Meditation for Thursday 1st September 2022

I trust you’ll forgive me but over the next few weeks I’m going to repeat some of our reflections I’ve shared with you over the last few years.

Richard Sullivan, Professor of Creative Writing at Notre Dame University in the 1960s and a writer himself, taught his classes that the two most important physical dimensions of the writing profession were time and space. “Write every single day at the same time and in the very same place”, he said, “weather you have anything to say or not, go there and sit and do nothing, if necessary, until the very act of sitting there at your writer’s time in your writer’s place releases the writing energy in you and begins to affect you automatically.” In the same way as meditation practitioners it’s good to develop a routine that takes us to the same place at the same time each day. And on those days when the head is fuzzy and we feel meditation is beyond us at least by being in our meditation place our intention remains and we benefit greatly from the exercise.
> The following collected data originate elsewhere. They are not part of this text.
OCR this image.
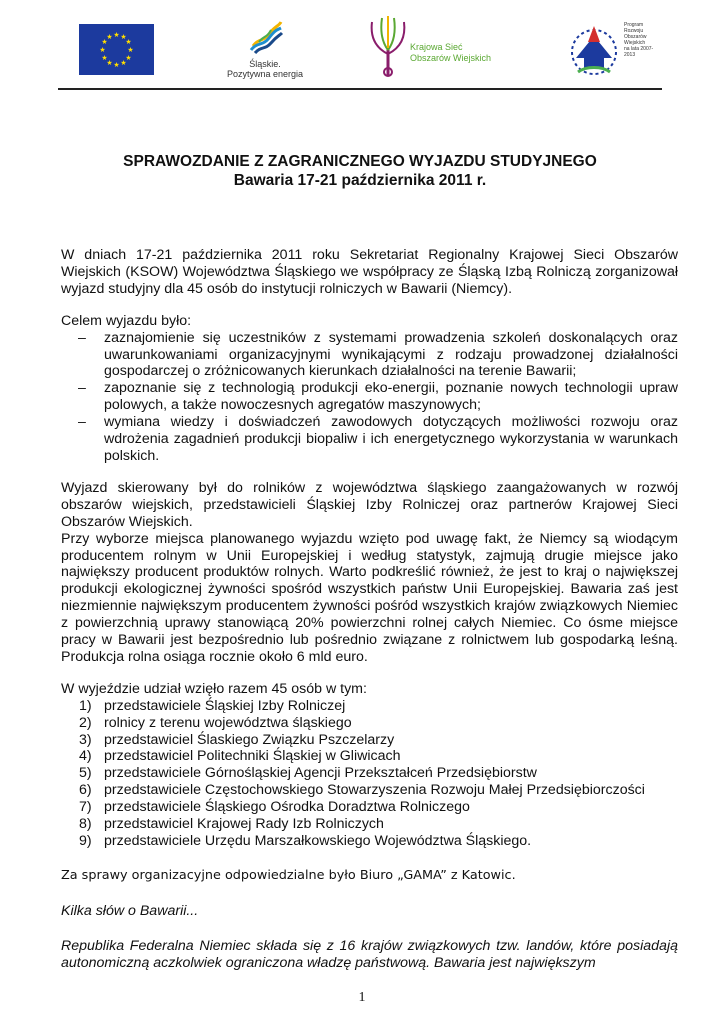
★ ★
★
★
★
★
★
★
★
★
★
★
Śląskie.
Pozytywna energia
Krajowa Sieć
Obszarów Wiejskich
Program
Rozwoju
Obszarów
Wiejskich
na lata 2007-2013
SPRAWOZDANIE Z ZAGRANICZNEGO WYJAZDU STUDYJNEGO
Bawaria 17-21 października 2011 r.

W dniach 17-21 października 2011 roku Sekretariat Regionalny Krajowej Sieci Obszarów Wiejskich (KSOW) Województwa Śląskiego we współpracy ze Śląską Izbą Rolniczą zorganizował wyjazd studyjny dla 45 osób do instytucji rolniczych w Bawarii (Niemcy).

Celem wyjazdu było:

– zaznajomienie się uczestników z systemami prowadzenia szkoleń doskonalących oraz uwarunkowaniami organizacyjnymi wynikającymi z rodzaju prowadzonej działalności gospodarczej o zróżnicowanych kierunkach działalności na terenie Bawarii;
– zapoznanie się z technologią produkcji eko-energii, poznanie nowych technologii upraw polowych, a także nowoczesnych agregatów maszynowych;
– wymiana wiedzy i doświadczeń zawodowych dotyczących możliwości rozwoju oraz wdrożenia zagadnień produkcji biopaliw i ich energetycznego wykorzystania w warunkach polskich.

Wyjazd skierowany był do rolników z województwa śląskiego zaangażowanych w rozwój obszarów wiejskich, przedstawicieli Śląskiej Izby Rolniczej oraz partnerów Krajowej Sieci Obszarów Wiejskich.

Przy wyborze miejsca planowanego wyjazdu wzięto pod uwagę fakt, że Niemcy są wiodącym producentem rolnym w Unii Europejskiej i według statystyk, zajmują drugie miejsce jako największy producent produktów rolnych. Warto podkreślić również, że jest to kraj o największej produkcji ekologicznej żywności spośród wszystkich państw Unii Europejskiej. Bawaria zaś jest niezmiennie największym producentem żywności pośród wszystkich krajów związkowych Niemiec z powierzchnią uprawy stanowiącą 20% powierzchni rolnej całych Niemiec. Co ósme miejsce pracy w Bawarii jest bezpośrednio lub pośrednio związane z rolnictwem lub gospodarką leśną. Produkcja rolna osiąga rocznie około 6 mld euro.

W wyjeździe udział wzięło razem 45 osób w tym:

1) przedstawiciele Śląskiej Izby Rolniczej
2) rolnicy z terenu województwa śląskiego
3) przedstawiciel Ślaskiego Związku Pszczelarzy
4) przedstawiciel Politechniki Śląskiej w Gliwicach
5) przedstawiciele Górnośląskiej Agencji Przekształceń Przedsiębiorstw
6) przedstawiciele Częstochowskiego Stowarzyszenia Rozwoju Małej Przedsiębiorczości
7) przedstawiciele Śląskiego Ośrodka Doradztwa Rolniczego
8) przedstawiciel Krajowej Rady Izb Rolniczych
9) przedstawiciele Urzędu Marszałkowskiego Województwa Śląskiego.

Za sprawy organizacyjne odpowiedzialne było Biuro „GAMA” z Katowic.

Kilka słów o Bawarii...

Republika Federalna Niemiec składa się z 16 krajów związkowych tzw. landów, które posiadają autonomiczną aczkolwiek ograniczona władzę państwową. Bawaria jest największym

1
I often mention that we meditate not just for our self but for the benefit of others. When we honour this obligation we acknowledge our interconnection with all beings. In India when people meet and part they often say ‘Namaste’, which means, I honour the place within you where if you are in that place in you and I am in that place in me, there is only one of us. ‘Namaste’.

As we meditate tonight we can enfold others conscious that our meditation can help bring about peace and harmony, calm and joy to an otherwise fractured world.

Now let’s meditate in the fashion that we are accustomed.